La notizia trapelava già da ieri sera, ma soltanto oggi è diventata ufficiale.
Adornato quindi subisce un brusco stop alla sua carriera, il tutto senza aver neppure partecipato alla “macelleria messicana” della Diaz, pur essendo in servizio proprio a Genova durante il G8.
Mentre gli 80 agenti del VII Nucleo del Reparto Mobile di Roma, sono stati identificati grazie agli ordini di servizio, cosa che di per sé basterebbe a far capire quanto sia un falso problema il numero identificativo sui caschi, alla Diaz c’era altro personale che non è mai stato identificato. E quindi non ha mai pagato per eventuali errori.
Anche a questo si riferiva Tortosa, che sosteneva l’estraneità ed un buon lavoro a livello operativo. E a questo si riferiva lo “scandaloso” mi piace di Adornato.

Più grave un like su facebook rispetto a eventuali responsabilità mai accertate in occasione della “macelleria messicana”. E persino rispetto all’eventuale responsabilità oggettiva dell’allora capo della polizia Gianni De Gennaro, che oggi è presidente di Finmeccanica.

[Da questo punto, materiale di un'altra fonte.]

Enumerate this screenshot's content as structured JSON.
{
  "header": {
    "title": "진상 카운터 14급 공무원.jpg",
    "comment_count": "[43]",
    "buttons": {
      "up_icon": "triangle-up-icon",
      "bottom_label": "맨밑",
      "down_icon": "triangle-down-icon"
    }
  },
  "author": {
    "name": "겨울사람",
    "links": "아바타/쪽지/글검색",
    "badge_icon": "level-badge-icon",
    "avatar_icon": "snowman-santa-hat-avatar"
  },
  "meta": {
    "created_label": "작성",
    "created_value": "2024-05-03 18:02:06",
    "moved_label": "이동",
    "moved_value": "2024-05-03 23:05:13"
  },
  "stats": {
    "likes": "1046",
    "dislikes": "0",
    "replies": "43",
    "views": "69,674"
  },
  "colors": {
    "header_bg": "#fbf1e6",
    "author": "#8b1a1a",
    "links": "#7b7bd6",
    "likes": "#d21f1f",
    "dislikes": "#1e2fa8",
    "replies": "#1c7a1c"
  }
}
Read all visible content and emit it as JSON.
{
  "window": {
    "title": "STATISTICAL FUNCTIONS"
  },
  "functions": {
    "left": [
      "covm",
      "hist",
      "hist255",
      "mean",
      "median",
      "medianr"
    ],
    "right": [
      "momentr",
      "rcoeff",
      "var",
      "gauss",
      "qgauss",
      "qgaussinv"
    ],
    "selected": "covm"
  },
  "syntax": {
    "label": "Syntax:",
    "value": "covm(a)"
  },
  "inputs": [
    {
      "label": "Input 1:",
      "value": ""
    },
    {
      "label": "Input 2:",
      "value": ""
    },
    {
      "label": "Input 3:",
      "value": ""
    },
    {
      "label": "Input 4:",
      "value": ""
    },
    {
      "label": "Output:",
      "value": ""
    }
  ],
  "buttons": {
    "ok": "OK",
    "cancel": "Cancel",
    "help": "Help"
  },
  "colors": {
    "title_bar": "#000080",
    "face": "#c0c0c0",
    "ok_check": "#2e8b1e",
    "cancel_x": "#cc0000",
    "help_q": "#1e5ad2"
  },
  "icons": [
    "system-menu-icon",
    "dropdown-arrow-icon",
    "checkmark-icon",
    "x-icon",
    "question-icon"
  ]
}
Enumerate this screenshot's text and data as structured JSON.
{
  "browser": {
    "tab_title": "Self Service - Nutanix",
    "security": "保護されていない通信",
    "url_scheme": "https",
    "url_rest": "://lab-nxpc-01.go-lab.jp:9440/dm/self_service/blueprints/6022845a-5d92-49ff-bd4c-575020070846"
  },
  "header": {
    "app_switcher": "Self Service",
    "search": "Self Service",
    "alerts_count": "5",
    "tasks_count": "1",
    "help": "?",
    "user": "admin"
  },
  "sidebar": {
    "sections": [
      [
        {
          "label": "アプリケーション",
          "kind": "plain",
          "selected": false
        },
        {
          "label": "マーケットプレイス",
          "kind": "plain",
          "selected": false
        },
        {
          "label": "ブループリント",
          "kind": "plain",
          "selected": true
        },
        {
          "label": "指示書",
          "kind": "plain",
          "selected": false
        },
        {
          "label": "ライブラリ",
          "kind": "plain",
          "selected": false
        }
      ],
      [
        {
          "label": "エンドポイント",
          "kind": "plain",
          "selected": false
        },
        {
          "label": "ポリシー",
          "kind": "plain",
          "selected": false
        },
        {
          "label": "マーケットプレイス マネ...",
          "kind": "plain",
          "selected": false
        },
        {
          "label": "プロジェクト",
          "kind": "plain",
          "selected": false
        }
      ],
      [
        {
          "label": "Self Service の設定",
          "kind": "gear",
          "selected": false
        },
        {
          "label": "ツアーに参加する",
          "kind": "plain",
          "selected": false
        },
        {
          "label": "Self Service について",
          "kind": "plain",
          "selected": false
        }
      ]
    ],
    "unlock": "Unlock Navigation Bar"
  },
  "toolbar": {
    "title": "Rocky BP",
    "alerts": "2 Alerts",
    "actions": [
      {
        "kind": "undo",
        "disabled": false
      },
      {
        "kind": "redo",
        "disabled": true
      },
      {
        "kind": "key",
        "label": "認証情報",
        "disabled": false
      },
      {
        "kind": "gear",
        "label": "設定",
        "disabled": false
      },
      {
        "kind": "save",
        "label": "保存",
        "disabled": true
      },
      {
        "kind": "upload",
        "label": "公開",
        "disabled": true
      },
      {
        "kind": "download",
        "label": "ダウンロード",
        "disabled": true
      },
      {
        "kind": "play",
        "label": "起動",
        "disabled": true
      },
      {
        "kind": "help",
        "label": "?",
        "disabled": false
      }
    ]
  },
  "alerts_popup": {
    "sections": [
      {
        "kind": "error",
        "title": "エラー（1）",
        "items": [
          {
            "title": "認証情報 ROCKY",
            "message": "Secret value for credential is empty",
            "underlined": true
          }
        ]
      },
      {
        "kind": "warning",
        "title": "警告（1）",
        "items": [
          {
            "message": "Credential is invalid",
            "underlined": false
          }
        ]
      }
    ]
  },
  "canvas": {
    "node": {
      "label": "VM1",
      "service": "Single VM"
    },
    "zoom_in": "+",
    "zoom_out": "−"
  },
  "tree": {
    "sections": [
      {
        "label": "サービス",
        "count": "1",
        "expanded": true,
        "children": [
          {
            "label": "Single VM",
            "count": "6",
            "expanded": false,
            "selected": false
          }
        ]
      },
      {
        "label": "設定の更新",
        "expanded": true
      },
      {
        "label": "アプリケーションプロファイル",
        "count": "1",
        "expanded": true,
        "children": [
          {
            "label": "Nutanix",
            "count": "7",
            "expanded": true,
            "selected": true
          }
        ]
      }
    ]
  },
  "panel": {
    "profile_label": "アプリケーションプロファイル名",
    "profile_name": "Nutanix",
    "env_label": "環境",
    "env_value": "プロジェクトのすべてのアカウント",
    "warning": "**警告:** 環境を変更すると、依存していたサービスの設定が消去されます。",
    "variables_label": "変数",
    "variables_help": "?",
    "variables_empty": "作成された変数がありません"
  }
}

Adornato, che ha un curriculum esemplare come riporta il sito Lultimaribattura (“Il comandante rimosso ha un curriculum esemplare, quasi tutto all’interno del delicatissimo like2Reparto Mobile, con note caratteristiche che ne sottolineano le capacità e l’affidabilità: dal ‘95 al ‘99 a Milano, poi dal 2000 al 2004 a Roma – durante i quali si è specializzato in NBC ed esplosivi – , quindi rappresentante dell’Italia al Parlamento Europeo, fino al primo comando a Senigallia e ora a Cagliari.”), paga invece il fatto di (non) aver espresso un’opinione.
Non capiamo la gioia di Alfano e del capo della polizia Pansa per un provvedimento che appare liberticida e non serve certo a riabilitare la polizia agli occhi dell’opinione pubblica, qualora fosse necessario.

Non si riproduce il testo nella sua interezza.